Using Fatty Acid-Binding Proteins as Potential Biomarkers to Discriminate between Parkinson's Disease and Dementia with Lewy Bodies: Exploration of a Novel Technique

Abstract

An increase in the global aging population is leading to an increase in age-related conditions such as dementia and movement disorders, including Alzheimer's disease (AD), Parkinson's disease (PD), and dementia with Lewy bodies (DLB). The accurate prediction of risk factors associated with these disorders is crucial for early diagnosis and prevention. Biomarkers play a significant role in diagnosing and monitoring diseases. In neurodegenerative disorders like α-synucleinopathies, specific biomarkers can indicate the presence and progression of disease. We previously demonstrated the pathogenic impact of fatty acid-binding proteins (FABPs) in α-synucleinopathies. Therefore, this study investigated FABPs as potential biomarkers for Lewy body diseases. Plasma FABP levels were measured in patients with AD, PD, DLB, and mild cognitive impairment (MCI) and healthy controls. Plasma FABP3 was increased in all groups, while the levels of FABP5 and FABP7 tended to decrease in the AD group. Additionally, FABP2 levels were elevated in PD. A correlation analysis showed that higher FABP3 levels were associated with decreased cognitive function. The plasma concentrations of Tau, GFAP, NF-L, and UCHL1 correlated with cognitive decline. A scoring method was applied to discriminate between diseases, demonstrating high accuracy in distinguishing MCI vs. CN, AD vs. DLB, PD vs. DLB, and AD vs. PD. The study suggests that FABPs could serve as potential biomarkers for Lewy body diseases and aid in early disease detection and differentiation.
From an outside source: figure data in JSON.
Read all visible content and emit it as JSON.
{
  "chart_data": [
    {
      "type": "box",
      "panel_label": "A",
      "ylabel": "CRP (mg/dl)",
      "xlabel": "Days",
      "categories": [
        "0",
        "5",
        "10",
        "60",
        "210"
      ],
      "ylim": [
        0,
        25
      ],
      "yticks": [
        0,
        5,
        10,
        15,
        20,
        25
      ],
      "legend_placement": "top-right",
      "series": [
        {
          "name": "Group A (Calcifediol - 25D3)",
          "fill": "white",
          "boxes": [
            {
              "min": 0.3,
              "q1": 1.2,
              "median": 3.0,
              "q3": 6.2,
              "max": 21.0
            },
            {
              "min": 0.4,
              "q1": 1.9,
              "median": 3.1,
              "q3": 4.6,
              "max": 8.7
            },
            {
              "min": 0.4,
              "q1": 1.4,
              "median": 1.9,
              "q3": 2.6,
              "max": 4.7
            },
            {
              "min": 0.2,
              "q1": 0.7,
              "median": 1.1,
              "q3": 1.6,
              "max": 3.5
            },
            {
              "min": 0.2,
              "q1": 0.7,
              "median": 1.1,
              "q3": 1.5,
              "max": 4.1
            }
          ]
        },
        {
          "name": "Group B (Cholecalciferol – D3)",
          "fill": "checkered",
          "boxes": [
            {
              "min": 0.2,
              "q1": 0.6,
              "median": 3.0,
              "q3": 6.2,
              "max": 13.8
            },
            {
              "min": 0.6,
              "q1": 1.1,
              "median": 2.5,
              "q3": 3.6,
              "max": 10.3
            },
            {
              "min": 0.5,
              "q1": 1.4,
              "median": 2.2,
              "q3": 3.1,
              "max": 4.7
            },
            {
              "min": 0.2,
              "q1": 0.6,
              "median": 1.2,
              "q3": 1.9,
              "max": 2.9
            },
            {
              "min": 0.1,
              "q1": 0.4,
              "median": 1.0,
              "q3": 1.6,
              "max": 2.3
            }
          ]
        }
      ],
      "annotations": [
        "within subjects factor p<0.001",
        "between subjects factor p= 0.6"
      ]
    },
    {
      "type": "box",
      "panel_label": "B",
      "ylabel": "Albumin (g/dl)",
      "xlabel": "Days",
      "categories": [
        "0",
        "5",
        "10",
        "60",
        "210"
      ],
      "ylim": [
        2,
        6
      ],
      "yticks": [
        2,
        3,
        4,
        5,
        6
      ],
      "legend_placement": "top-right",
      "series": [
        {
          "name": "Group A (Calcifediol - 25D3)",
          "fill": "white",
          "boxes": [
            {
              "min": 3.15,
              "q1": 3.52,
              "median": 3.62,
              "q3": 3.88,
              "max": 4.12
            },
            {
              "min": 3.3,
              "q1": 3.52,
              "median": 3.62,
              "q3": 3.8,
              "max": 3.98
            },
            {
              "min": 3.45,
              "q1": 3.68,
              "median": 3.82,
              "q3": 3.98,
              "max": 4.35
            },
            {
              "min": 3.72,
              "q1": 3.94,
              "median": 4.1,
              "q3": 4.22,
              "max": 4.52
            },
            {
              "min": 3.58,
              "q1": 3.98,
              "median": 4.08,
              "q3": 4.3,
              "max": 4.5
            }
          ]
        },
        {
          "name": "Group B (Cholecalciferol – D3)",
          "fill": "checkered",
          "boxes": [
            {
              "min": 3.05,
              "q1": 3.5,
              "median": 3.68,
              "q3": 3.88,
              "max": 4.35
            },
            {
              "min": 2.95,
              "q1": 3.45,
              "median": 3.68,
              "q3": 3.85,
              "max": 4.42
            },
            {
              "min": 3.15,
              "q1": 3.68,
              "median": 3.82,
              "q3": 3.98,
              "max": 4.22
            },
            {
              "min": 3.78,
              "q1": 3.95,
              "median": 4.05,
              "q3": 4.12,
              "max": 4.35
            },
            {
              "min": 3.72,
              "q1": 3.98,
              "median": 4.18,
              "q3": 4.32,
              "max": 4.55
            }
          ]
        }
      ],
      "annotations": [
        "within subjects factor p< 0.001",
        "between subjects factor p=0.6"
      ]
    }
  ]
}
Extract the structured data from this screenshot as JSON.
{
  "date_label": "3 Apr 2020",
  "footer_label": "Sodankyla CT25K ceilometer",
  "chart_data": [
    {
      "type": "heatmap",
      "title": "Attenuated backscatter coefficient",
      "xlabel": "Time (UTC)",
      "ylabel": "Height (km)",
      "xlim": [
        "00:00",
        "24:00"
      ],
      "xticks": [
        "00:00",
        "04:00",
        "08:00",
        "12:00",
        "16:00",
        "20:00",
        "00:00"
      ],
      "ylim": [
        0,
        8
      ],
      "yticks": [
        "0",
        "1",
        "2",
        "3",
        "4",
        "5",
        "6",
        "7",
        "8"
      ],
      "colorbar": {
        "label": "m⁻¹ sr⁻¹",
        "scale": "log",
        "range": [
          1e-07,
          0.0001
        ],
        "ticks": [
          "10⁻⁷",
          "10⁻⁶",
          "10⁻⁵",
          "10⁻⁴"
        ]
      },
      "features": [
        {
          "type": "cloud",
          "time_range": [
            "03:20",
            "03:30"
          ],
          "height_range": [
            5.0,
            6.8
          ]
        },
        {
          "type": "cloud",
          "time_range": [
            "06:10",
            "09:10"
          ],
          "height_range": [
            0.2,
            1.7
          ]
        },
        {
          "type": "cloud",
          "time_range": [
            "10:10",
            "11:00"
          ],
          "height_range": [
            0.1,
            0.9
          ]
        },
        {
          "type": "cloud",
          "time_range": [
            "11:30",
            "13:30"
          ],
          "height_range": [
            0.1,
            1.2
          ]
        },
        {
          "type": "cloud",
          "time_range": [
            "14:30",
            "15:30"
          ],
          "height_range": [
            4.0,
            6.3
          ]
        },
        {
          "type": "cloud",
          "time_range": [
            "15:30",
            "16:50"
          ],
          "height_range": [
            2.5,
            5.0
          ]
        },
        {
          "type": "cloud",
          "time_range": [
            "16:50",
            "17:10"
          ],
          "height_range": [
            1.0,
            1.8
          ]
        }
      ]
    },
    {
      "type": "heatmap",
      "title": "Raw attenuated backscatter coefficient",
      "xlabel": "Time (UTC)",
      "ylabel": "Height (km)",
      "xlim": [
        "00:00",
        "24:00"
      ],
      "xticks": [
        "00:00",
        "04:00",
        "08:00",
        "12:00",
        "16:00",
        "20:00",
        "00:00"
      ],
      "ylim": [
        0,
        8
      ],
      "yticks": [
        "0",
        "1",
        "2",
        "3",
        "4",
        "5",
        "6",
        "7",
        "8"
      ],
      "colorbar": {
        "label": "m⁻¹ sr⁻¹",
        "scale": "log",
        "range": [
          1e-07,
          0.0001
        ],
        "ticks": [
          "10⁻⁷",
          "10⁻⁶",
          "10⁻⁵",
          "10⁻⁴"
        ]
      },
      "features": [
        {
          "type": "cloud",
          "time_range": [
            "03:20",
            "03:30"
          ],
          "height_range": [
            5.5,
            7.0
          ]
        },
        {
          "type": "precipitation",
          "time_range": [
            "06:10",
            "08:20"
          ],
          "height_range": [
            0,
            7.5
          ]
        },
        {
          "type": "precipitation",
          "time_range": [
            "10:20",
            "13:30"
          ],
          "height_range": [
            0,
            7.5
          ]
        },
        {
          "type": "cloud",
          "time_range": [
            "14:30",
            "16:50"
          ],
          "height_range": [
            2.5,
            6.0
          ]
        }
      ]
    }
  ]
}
Keywords: Parkinson’s disease; biomarkers; dementia; dementia with Lewy bodies; diagnosis; discrimination technique; fatty acid-binding proteins; α-synucleinopathies.

Figure 1

The propagation of pathogenic α−synuclein and the modulation of plasma fatty acid−binding proteins (FABPs). (A) Schematic diagram illustrating the gut−to−axis propagation of pathogenic proteins, specifically α−synuclein, in Lewy bodies. (B) Alterations in plasma levels of FABP2, FABP3, FABP5, and FABP7 in different groups, including healthy controls (CN in black color), patients with mild cognitive impairment (MCI in green), Alzheimer’s disease (AD in red), Parkinson’s disease (PD in orange), and Dementia with Lewy bodies (DLB in blue). Data were analyzed using the Kruskal–Wallis test, followed by Dunn’s multiple comparison test. * p < 0.05, ** p < 0.01, *** p < 0.001, and **** p < 0.0001.

Figure 2

Alterations in the plasma levels of general biomarkers. The figure illustrates the plasma concentrations of α-synuclein, amyloid β 42 (Aβ42), total Tau, GFAP, NF-L, and UCHL1, highlighting the pathological changes associated with these biomarkers. Data were analyzed via the Kruskal–Wallis test, followed by Dunn’s multiple comparison test. * p < 0.05, ** p < 0.01, *** p < 0.001, and **** p < 0.0001. In the figure, CN is shown in black, MCI in green, AD in red, PD in orange, and DLB in blue.

Figure 3

Correlation analysis between various plasma biomarkers and the Mini−Mental State Examination (MMSE). The plasma concentrations of FABP3, total Tau, GFAP, NF−L, and UCHL1 are shown. The correlation diagrams demonstrate the relationship between the MMSE and FABP3, Tau, GFAP, NF−L, and UCHL1, as well as age. Correlation coefficients (R values) ranging from 0.8 to 1.0, from 0.5 to 0.8, and from 0.2 to 0.5 were categorized as strong, moderate, and weak correlations, respectively. In the correlation analyses, the p−values for all analyzed groups were p < 0.0001.

Figure 4

Comparison of score values and accuracy for each quantified disease group. The figure displays the comparison of quantified score values for different disease groups, including (A) MCI vs. CN, (B) AD vs. DLB, (C) PD vs. DLB, and (D) AD vs. PD, as well as within each individual group. In the right column, the accuracy of the quantified score values was assessed using receiver operating characteristic (ROC) curves. ROC curves for (A) MCI vs. CN, (B) AD vs. DLB, (C) PD vs. DLB, and (D) AD vs. PD are presented, demonstrating the performance and discriminative ability of the quantified scores. Data were analyzed via the Kruskal–Wallis test, followed by Dunn’s multiple comparison test to compare each disease group. * p < 0.05, ** p < 0.01, *** p < 0.001, and **** p < 0.0001. In the figure, CN is shown in black, MCI in green, AD in red, PD in orange, and DLB in blue.